絆づくりよりも自らの欲望を優先する者に開かれた場所
 ここで指摘したいのは、「交流」の質の問題だ。
 先述(スタートアップ拠点都市Beyond!)のクリック研究所を設計したHOK社の担当技術責任者デビット・キングは、「コラボレーションとは、自分の専門外の人間と話すこと」だと言う。遺伝学者と脳科学者、情報学者と免疫学者が交流することで、新たな光明がもたらされるのだと。また、予防医学研究者の石川善樹氏は、三菱地所のオウンドメディア内インタビュー(「TOKYO INNOVATION RESEARCH」)で次のようにコメントしている。
「東京のある有名な大規模複合施設では、コミュニティマネージャーのような存在がいて、テナント同士を交流させるために、さまざまな取り組みをしています。ただ、交流は行われているのですが、そこから何かが生まれているようには見えません。単に交流したことで終わっているような気がします。(中略)単なる交流は、知の深化はあっても探索につながっていないのだと思います。もともと興味のあることについて深掘り(深化)するだけで終わってしまうのです」

 このように同氏は、知的生産性を高めるためには、知を深めることに加えて知の範囲を広げることの重要性を指摘する。
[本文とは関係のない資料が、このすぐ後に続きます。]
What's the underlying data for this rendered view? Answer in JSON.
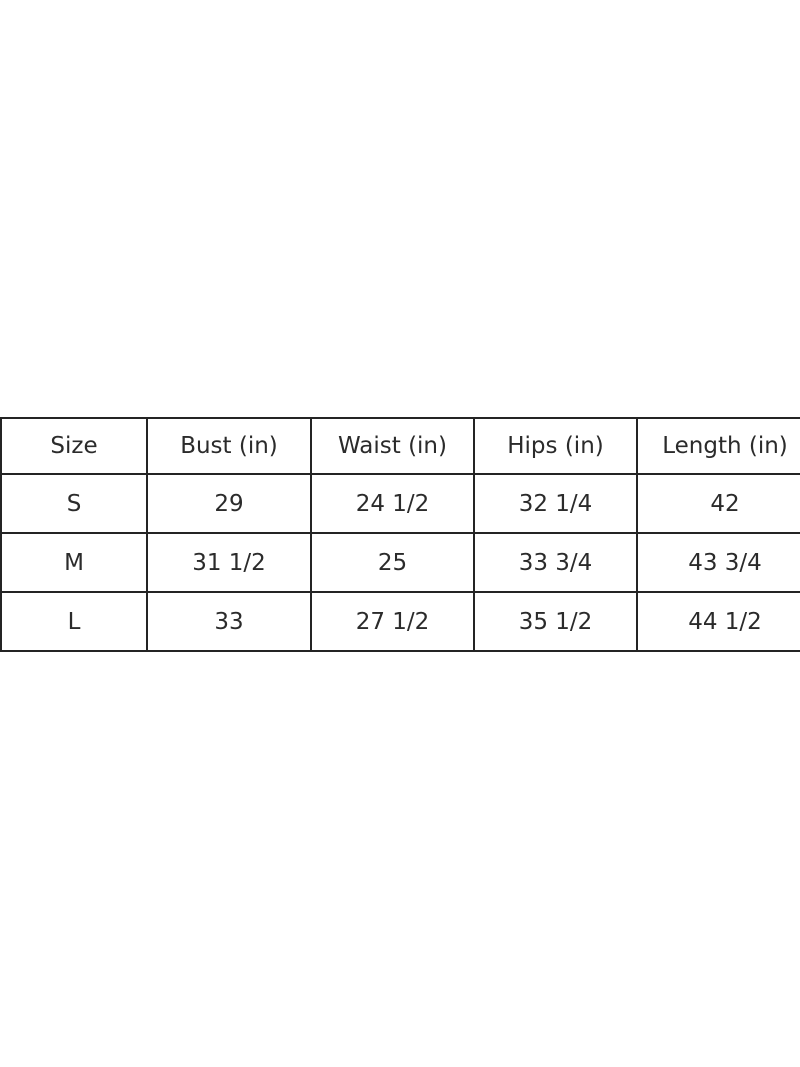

互いに分かり合える、あるいは興味関心を等しくする「お約束のコミュニティ」を超えて、異分野に道場破りのごとく侵入するラジカルなコラボレーションの可能性だ。極論すれば、コミュニティよりコ・ラーニング、交流よりも出会い頭の衝突の重要性である。それは、あくまで知的生産を前提とした衝突であり、何かを生み出す、あるいは、自らの挑戦的創造行為にとって価値ある前進をするための共振への好奇心だ。単なるネットワーキング系の交流とは一線を画す。
 後者の交流にももちろん意味はある(優劣の問題ではない)。ネットワーキングを通じて、思わぬ第三者に到達できたり、相手の姿勢に影響されてこちらのモチベーションが強化されたり、未知の情報がもたらされることも少なくない。場合によっては金曜のディナーの相手が見つかるかもしれない。しかしそれは、何かを生み出すことを前提とした交流とは質が異なる。
 改めて言うが「優劣」の問題ではない。明確にしたいのは、交流の質の違いを認識すること。社会的包摂や相互扶助を醸成させるための社会関係資本を高める交流と、連携進化をもたらす創造資本を高める交流とは、明確に区別・意識する必要がある。地域コミュニティ論やいわゆる「まちづくり」の現場で言われる「つながり」や「関係人口」と、クリエイティブネイバーフッドで歓迎される「コ・ラーニング」や「共創人口」とは明らかに交流の質が異なるのだ。クリエイティブネイバーフッドとは、友人づくりよりも、自分の欲望を優先し一人没頭する者に開かれた、アナーキーでラジカル、わがままなネイバーフッドなのである。

蛇足 -ボーリングは一人で楽しめ(※)
 J.ジェイコブスの「アメリカ大都市の死と生」の中に以下の一節がある。アーバンネイバーフッドで菓子屋を営む店主ジャッフェの台詞だ。
「同じ興味を持つ二人の客が同じ時に居合わせたなら、話題を持ち出して、二人が望めば話が続けられるようにすることはあります。いや、でも紹介はしませんね」。
 また、システム工学専門の佐久間康富 和歌山大准教授は共著「無形学」(2017 水曜社)の中で次のように述べて、われわれが陥りがちな、関心のある者同士だけの単なる繋がりの非発展性に警鐘を鳴らす。
「他者との交流による自己変革の覚悟と仕組みが準備されていないと、現役世代(編集部注、「過疎地を訪れる外部からの若者」)を受け入れても『新たな価値』は生まれることはない。(中略)他者を受け入れ、隣り合う他者に積極的に関わり、自己を解体するような揺らぎへの可能性を開きつつ、他者を受け入れることが重要である」。
 これこそ都市ならではの関係性のリテラシーであり、創造する者のマインドセットだと痛感する。隣人関係も相互扶助も大切だ。でもゴールはそこではない。そろそろ、イノセントに繋がる行為は辞めにしないか。

※ボーリングは一人で楽しめ
 政治学者ロバート・D・パットナム(1940〜)の2000年の著書「孤独なボウリ     ング -米国コミュニティの崩壊と再生」より。米国の社会関係資本(ソーシャル
 キャピタル)の衰退に警鐘を鳴らした。

text:吹田良平
photo (top): OGATA


MEZZANINE Vol.4 都市の新関係論  クリエイティブネイバーフッドという代替案(2020.5.29発売)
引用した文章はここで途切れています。